母のブツブツを聞きながら篠田先生の車を待っていると、しばらくして白いフォルクスワーゲンが独特のエンジン音を響かせてやってきた。ビートルと呼ばれた昔のフォルクスワーゲンである。私は喜んだ。この丸っこい甲虫のような車が好きだったが、まだ乗ったことはなかった。車内は意外に狭く感じたが、発進時の「ドルルル……」といったエンジン音も独特の重みがあり私は喜んだ。
和一郎君は助手席に座っていた。彼は両膝を助手席に乗せ、後部シートに座った私に向かって右手を伸ばしてきた。我々は握手した。彼は赤い頬がツヤツヤとした肥満児で、私がちょっと驚いたのは頭がいわゆる「坊主刈り」だった。髪の長さは5ミリぐらいだろうか。「もうお坊さまになった気分でそんな頭なのだろうか」と私は思ったが、黙っていた。

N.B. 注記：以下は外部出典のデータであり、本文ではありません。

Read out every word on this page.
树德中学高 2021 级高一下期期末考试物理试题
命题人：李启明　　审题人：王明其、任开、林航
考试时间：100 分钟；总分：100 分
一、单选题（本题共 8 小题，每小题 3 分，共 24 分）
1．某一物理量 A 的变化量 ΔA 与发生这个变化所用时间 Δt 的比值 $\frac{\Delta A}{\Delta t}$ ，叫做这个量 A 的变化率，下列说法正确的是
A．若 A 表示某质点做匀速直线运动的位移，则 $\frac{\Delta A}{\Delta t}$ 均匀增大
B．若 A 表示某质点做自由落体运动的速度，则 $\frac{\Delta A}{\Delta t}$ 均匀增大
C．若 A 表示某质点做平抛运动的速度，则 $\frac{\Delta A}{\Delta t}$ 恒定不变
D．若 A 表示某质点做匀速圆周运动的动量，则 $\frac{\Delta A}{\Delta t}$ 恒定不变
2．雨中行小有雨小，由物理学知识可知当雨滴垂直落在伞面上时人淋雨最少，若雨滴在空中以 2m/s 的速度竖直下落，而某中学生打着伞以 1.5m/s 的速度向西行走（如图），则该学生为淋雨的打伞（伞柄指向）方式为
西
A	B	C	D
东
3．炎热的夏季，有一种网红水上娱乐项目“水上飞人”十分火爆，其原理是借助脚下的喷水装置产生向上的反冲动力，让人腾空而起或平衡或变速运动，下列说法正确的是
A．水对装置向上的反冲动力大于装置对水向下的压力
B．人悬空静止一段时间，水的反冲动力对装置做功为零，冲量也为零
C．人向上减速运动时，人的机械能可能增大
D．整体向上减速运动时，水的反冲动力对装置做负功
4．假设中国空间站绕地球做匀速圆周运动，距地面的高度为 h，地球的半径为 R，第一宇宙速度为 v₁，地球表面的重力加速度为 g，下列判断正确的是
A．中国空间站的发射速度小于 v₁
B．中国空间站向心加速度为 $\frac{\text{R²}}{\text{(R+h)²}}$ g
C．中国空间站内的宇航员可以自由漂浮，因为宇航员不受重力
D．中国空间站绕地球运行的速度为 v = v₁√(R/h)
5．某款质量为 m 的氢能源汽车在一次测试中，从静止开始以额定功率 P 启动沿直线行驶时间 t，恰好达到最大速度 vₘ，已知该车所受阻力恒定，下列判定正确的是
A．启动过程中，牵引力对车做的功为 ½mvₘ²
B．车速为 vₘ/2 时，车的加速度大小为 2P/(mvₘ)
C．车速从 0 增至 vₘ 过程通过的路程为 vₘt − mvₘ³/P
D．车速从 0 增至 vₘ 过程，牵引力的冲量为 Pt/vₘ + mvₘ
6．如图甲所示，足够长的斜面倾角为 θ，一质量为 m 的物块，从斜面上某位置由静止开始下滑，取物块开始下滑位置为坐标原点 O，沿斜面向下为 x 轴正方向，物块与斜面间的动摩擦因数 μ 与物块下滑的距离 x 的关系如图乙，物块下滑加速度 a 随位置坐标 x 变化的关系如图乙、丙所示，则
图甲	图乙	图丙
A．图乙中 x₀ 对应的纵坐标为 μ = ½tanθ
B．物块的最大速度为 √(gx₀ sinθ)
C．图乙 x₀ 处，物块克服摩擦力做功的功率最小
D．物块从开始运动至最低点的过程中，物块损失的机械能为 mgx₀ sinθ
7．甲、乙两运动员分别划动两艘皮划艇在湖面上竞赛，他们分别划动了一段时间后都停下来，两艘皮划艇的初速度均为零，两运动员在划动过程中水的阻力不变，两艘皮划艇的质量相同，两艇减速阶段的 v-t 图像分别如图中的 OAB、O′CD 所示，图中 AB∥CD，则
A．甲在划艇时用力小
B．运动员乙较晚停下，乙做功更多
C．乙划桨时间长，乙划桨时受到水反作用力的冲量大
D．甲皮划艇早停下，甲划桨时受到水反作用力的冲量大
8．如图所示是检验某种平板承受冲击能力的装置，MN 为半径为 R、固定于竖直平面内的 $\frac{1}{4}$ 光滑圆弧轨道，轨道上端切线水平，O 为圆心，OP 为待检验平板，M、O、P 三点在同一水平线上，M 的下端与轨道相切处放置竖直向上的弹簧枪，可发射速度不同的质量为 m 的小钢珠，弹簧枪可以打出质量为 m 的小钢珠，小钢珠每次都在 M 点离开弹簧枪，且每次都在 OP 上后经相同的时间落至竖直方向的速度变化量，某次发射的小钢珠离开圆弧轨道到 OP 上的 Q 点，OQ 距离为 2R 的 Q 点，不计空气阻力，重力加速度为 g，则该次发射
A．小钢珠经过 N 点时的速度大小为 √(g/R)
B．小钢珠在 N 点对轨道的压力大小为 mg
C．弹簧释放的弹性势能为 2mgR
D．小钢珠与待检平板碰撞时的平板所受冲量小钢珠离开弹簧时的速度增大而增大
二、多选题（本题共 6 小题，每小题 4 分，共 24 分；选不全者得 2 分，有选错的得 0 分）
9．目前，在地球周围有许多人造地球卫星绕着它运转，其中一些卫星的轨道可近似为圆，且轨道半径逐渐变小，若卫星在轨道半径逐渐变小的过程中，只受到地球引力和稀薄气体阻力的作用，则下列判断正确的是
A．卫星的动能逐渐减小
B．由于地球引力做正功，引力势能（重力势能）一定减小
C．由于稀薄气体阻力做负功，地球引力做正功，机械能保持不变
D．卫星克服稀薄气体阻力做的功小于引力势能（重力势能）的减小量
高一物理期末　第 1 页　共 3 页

車が市街地から比叡山ドライブウェイに入ると高度感があり、私は喜んだ。次々に流れていく木々の間に京都の街並みがはるか彼方までずっと見渡せるようになった。フォルクスワーゲンが到着したのは延暦寺のどのあたりなのか私には全然わからなかったが、周囲には観光客も僧も誰もいなかった。遊びに来たのではないことがわかっていたので、私はなにか覚悟するような重い気分でフォルクスワーゲンから降りた。
「ここでちょっと待っていてくれ」
篠田先生はそう言い残して山門に入っていった。私は周囲の巨木を見上げた。ものすごい数のセミの声が四方八方から響いてきた。私の家の周囲ではありえないようなその音響に包まれて、「ああぼくは家から遠く離れてこんな山奥まできてしまった」というホームシックで胸がギュッと締めつけられるような気分だった。

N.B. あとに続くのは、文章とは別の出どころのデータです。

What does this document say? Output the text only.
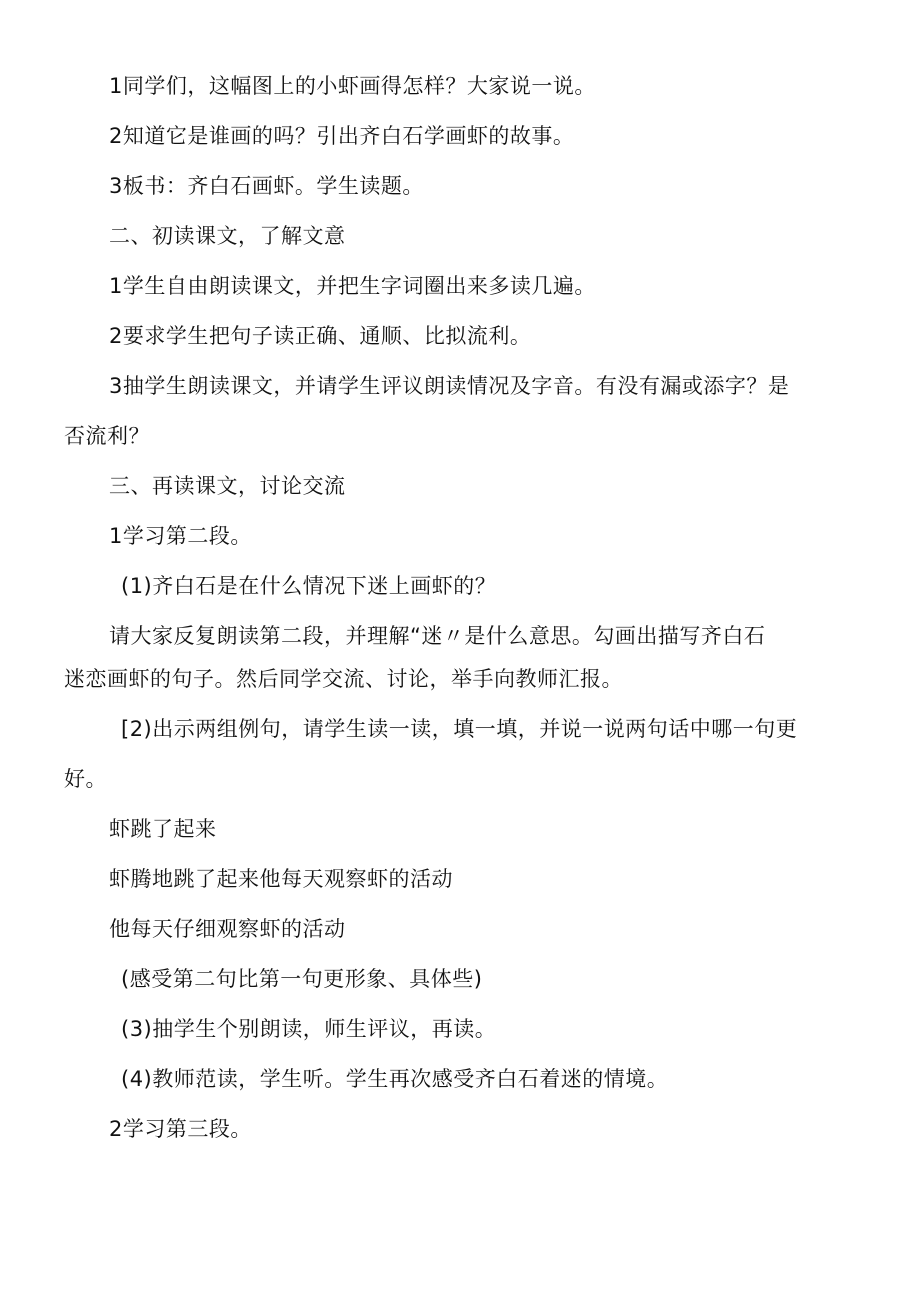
1同学们，这幅图上的小虾画得怎样？大家说一说。
2知道它是谁画的吗？引出齐白石学画虾的故事。
3板书：齐白石画虾。学生读题。
二、初读课文，了解文意
1学生自由朗读课文，并把生字词圈出来多读几遍。
2要求学生把句子读正确、通顺、比拟流利。
3抽学生朗读课文，并请学生评议朗读情况及字音。有没有漏或添字？是
否流利？
三、再读课文，讨论交流
1学习第二段。
(1)齐白石是在什么情况下迷上画虾的？
请大家反复朗读第二段，并理解“迷〃是什么意思。勾画出描写齐白石
迷恋画虾的句子。然后同学交流、讨论，举手向教师汇报。
[2)出示两组例句，请学生读一读，填一填，并说一说两句话中哪一句更
好。
虾跳了起来
虾腾地跳了起来他每天观察虾的活动
他每天仔细观察虾的活动
(感受第二句比第一句更形象、具体些)
(3)抽学生个别朗读，师生评议，再读。
(4)教师范读，学生听。学生再次感受齐白石着迷的情境。
2学习第三段。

ふとかたわらの和一郎君を見ると、彼はしゃがんでじっと地面を見ていた。なにをしているのだろうと思って近づくと、彼はアリを見ていることがわかった。「比叡山のアリはでかいなぁ。さすがやなぁ」と言った。なにが「さすが」なのか私にはよくわからなかったが、確かに黒々とした大きなアリがあちこちをせわしなく走り回っていた。

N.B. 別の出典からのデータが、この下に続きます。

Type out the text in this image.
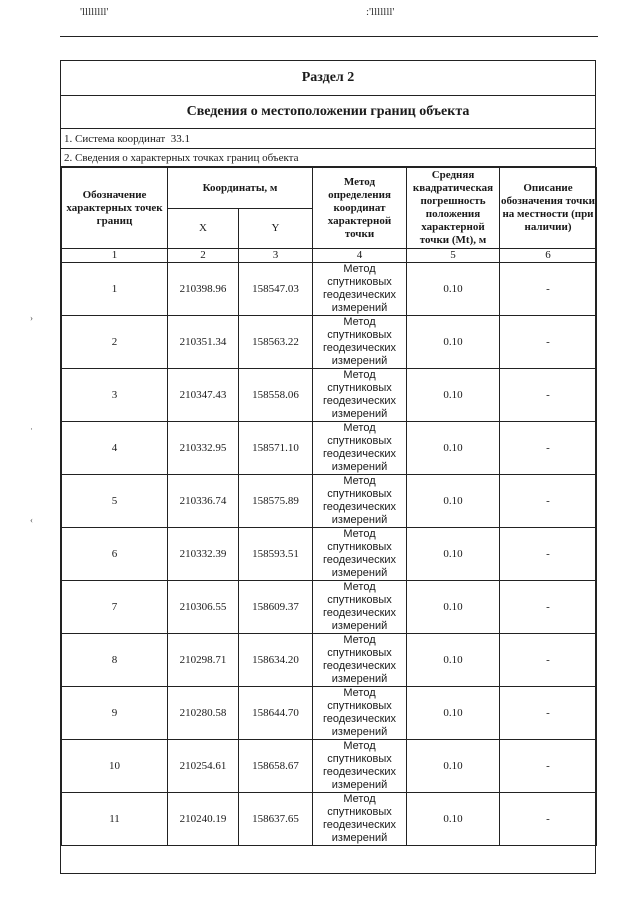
'llllllll'	:'lllllll'
Раздел 2
Сведения о местоположении границ объекта
1. Система координат
33.1
2. Сведения о характерных точках границ объекта
Обозначение характерных точек границ	Координаты, м		Метод определения координат характерной точки	Средняя квадратическая погрешность положения характерной точки (Mt), м	Описание обозначения точки на местности (при наличии)
	X	Y			
1	2	3	4	5	6
1	210398.96	158547.03	Метод спутниковых геодезических измерений	0.10	-
2	210351.34	158563.22	Метод спутниковых геодезических измерений	0.10	-
3	210347.43	158558.06	Метод спутниковых геодезических измерений	0.10	-
4	210332.95	158571.10	Метод спутниковых геодезических измерений	0.10	-
5	210336.74	158575.89	Метод спутниковых геодезических измерений	0.10	-
6	210332.39	158593.51	Метод спутниковых геодезических измерений	0.10	-
7	210306.55	158609.37	Метод спутниковых геодезических измерений	0.10	-
8	210298.71	158634.20	Метод спутниковых геодезических измерений	0.10	-
9	210280.58	158644.70	Метод спутниковых геодезических измерений	0.10	-
10	210254.61	158658.67	Метод спутниковых геодезических измерений	0.10	-
11	210240.19	158637.65	Метод спутниковых геодезических измерений	0.10	-
›
·
‹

しばらくして篠田先生がひとりの僧を連れてきた。まだ若い僧だった。
「どうぞよろしくお願いします」
篠田先生が深々と頭を下げると、その僧は両手を合わせて拝むような挨拶をした。篠田先生はニヤッと笑って我々を見ると、さっさとフォルクスワーゲンに乗りこんだ。運転席の窓から手を出して軽く降り、フォルクスワーゲンは独特のエンジン音を響かせて去っていった。僧はフォルクスワーゲンが視界から消えるまでずっと両手を合わせていた。